Ken Pucker is always one to take on issues directly and fearlessly. I tip my hat to him for a recent LinkedIn post with a safe-for-work video from SNL – a satirical commercial for make believe fast fashion company XIEMU (or, a mashup on Temu and SHEIN). Honestly, there isn’t much you can add here – it says about everything there is to say.
Ken brings home the points about why this parody is so painfully accurate:
- The separation of production (far way) [sic] from consumption and disposal (out of sight) makes excess consumption “easy”… the average American spends 2.5% of income on fashion, buys 70 items …2% of which are made in the United States.
- Why? Lower wages (the minimum wage in Bangladesh is now $113/month) and regulatory arbitrage. Said differently, social and environmental laws are typically less strict.
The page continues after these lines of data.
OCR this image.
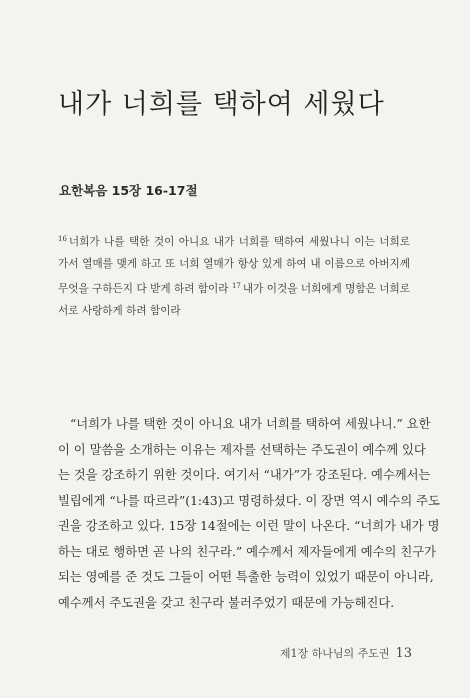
내가 너희를 택하여 세웠다
요한복음 15장 16-17절

$^{16}$ 너희가 나를 택한 것이 아니요 내가 너희를 택하여 세웠나니 이는 너희로 가서 열매를 맺게 하고 또 너희 열매가 항상 있게 하여 내 이름으로 아버지께 무엇을 구하든지 다 받게 하려 함이라 $^{17}$ 내가 이것을 너희에게 명함은 너희로 서로 사랑하게 하려 함이라

“너희가 나를 택한 것이 아니요 내가 너희를 택하여 세웠나니.” 요한
이 이 말씀을 소개하는 이유는 제자를 선택하는 주도권이 예수께 있다
는 것을 강조하기 위한 것이다. 여기서 “내가”가 강조된다. 예수께서는
빌립에게 “나를 따르라”(1:43)고 명령하셨다. 이 장면 역시 예수의 주도
권을 강조하고 있다. 15장 14절에는 이런 말이 나온다. “너희가 내가 명
하는 대로 행하면 곧 나의 친구라.” 예수께서 제자들에게 예수의 친구가
되는 영예를 준 것도 그들이 어떤 특출한 능력이 있었기 때문이 아니라,
예수께서 주도권을 갖고 친구라 불러주었기 때문에 가능해진다.
제1장 하나님의 주도권 13
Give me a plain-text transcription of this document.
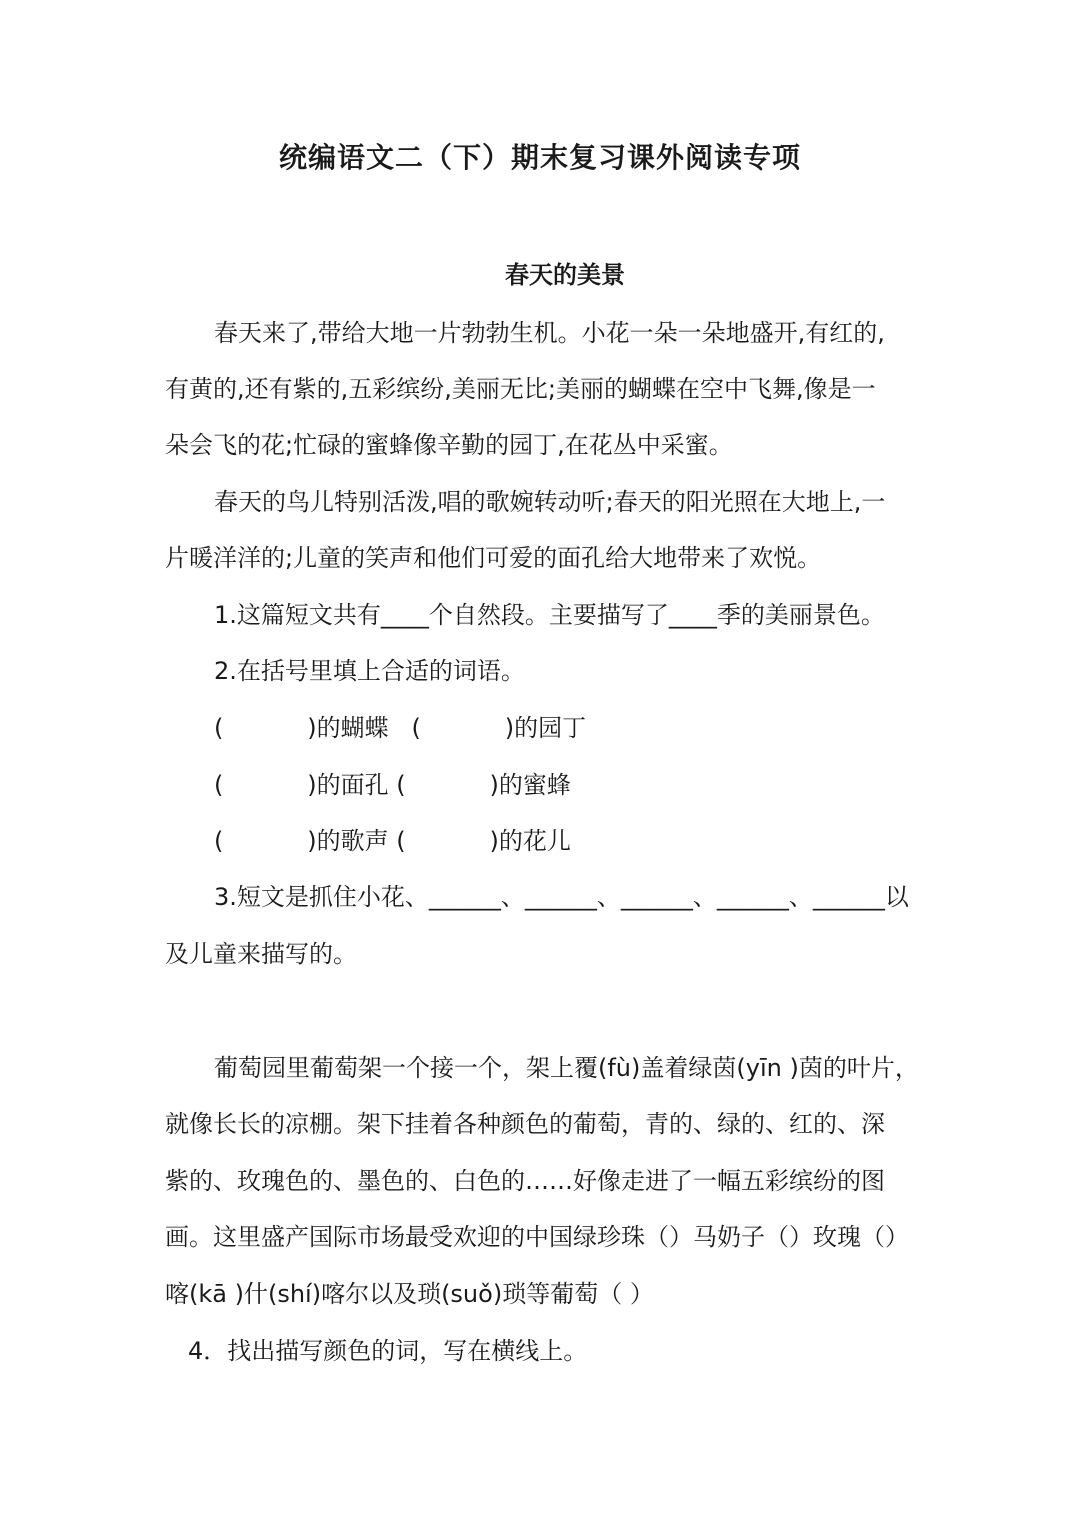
统编语文二（下）期末复习课外阅读专项
春天的美景

春天来了,带给大地一片勃勃生机。小花一朵一朵地盛开,有红的,

有黄的,还有紫的,五彩缤纷,美丽无比;美丽的蝴蝶在空中飞舞,像是一

朵会飞的花;忙碌的蜜蜂像辛勤的园丁,在花丛中采蜜。

春天的鸟儿特别活泼,唱的歌婉转动听;春天的阳光照在大地上,一

片暖洋洋的;儿童的笑声和他们可爱的面孔给大地带来了欢悦。

1.这篇短文共有____个自然段。主要描写了____季的美丽景色。

2.在括号里填上合适的词语。

(           )的蝴蝶   (           )的园丁

(           )的面孔 (           )的蜜蜂

(           )的歌声 (           )的花儿

3.短文是抓住小花、______、______、______、______、______以

及儿童来描写的。

葡萄园里葡萄架一个接一个，架上覆(fù)盖着绿茵(yīn )茵的叶片，

就像长长的凉棚。架下挂着各种颜色的葡萄，青的、绿的、红的、深

紫的、玫瑰色的、墨色的、白色的……好像走进了一幅五彩缤纷的图

画。这里盛产国际市场最受欢迎的中国绿珍珠（）马奶子（）玫瑰（）

喀(kā )什(shí)喀尔以及琐(suǒ)琐等葡萄（ ）

4．找出描写颜色的词，写在横线上。
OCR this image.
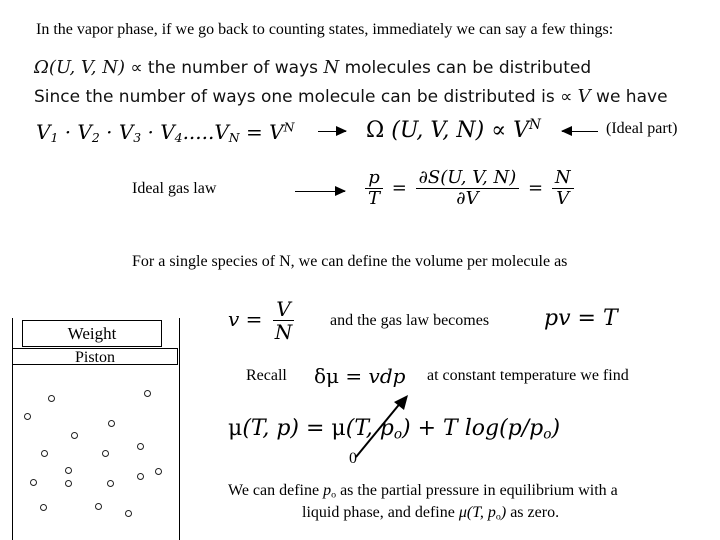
In the vapor phase, if we go back to counting states, immediately we can say a few things:
Ω(U, V, N) ∝ the number of ways N molecules can be distributed
Since the number of ways one molecule can be distributed is ∝ V we have
$V_1 \cdot V_2 \cdot V_3 \cdot V_4.....V_N = V^N$	Ω (U, V, $N) \propto V^N$	(Ideal part)
Ideal gas law	$\frac{p}{T} = \frac{\partial S(U, V, N)}{\partial V} = \frac{N}{V}$
For a single species of N, we can define the volume per molecule as
$v = \frac{V}{N}$ and the gas law becomes pv = T
Recall δμ = vdp at constant temperature we find
μ(T, p) = μ(T, $p_o) + T$ $\log(p/p_o)$
0
We can define $p_o$ as the partial pressure in equilibrium with a
liquid phase, and define μ(T, $p_o$) as zero.
Weight
Piston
- Surveys would indicate that this would not work for Gen Z and Millennials given increasing concern about social welfare and environmental stress. A new Deloitte survey claims that 2/3 of Gen Z and Millennials will pay more for sustainable products. Really? Surveys assume all things are equal. They are not. There is a chasm between intention and action and price, brand, fit, and style almost always carry more weight than “sustainability”
- Why? For one, because consumers cannot tell which green, organic, eco and sustainability fashion claims are real or made up. Is organic cotton really organic? Is BCI [Better Cotton Initiative] cotton really certified? Is the HIGG MSI [Materials Sustainability Index] based on up to date LCAs [life cycle assessments] and geographically accurate? Oh, and who has the time or expertise to read and understand an LCA?
When will consumers honestly care en masse about ESG product attributes? When there is alignment between those ESG attributes and cost, price buyers are willing to pay and other key buying criteria. As long as there is meaningful misalignment across those four elements, ESG will most likely continue to lose. I’ll be blogging on this concept more in the near future and what companies can do to reduce the gaps.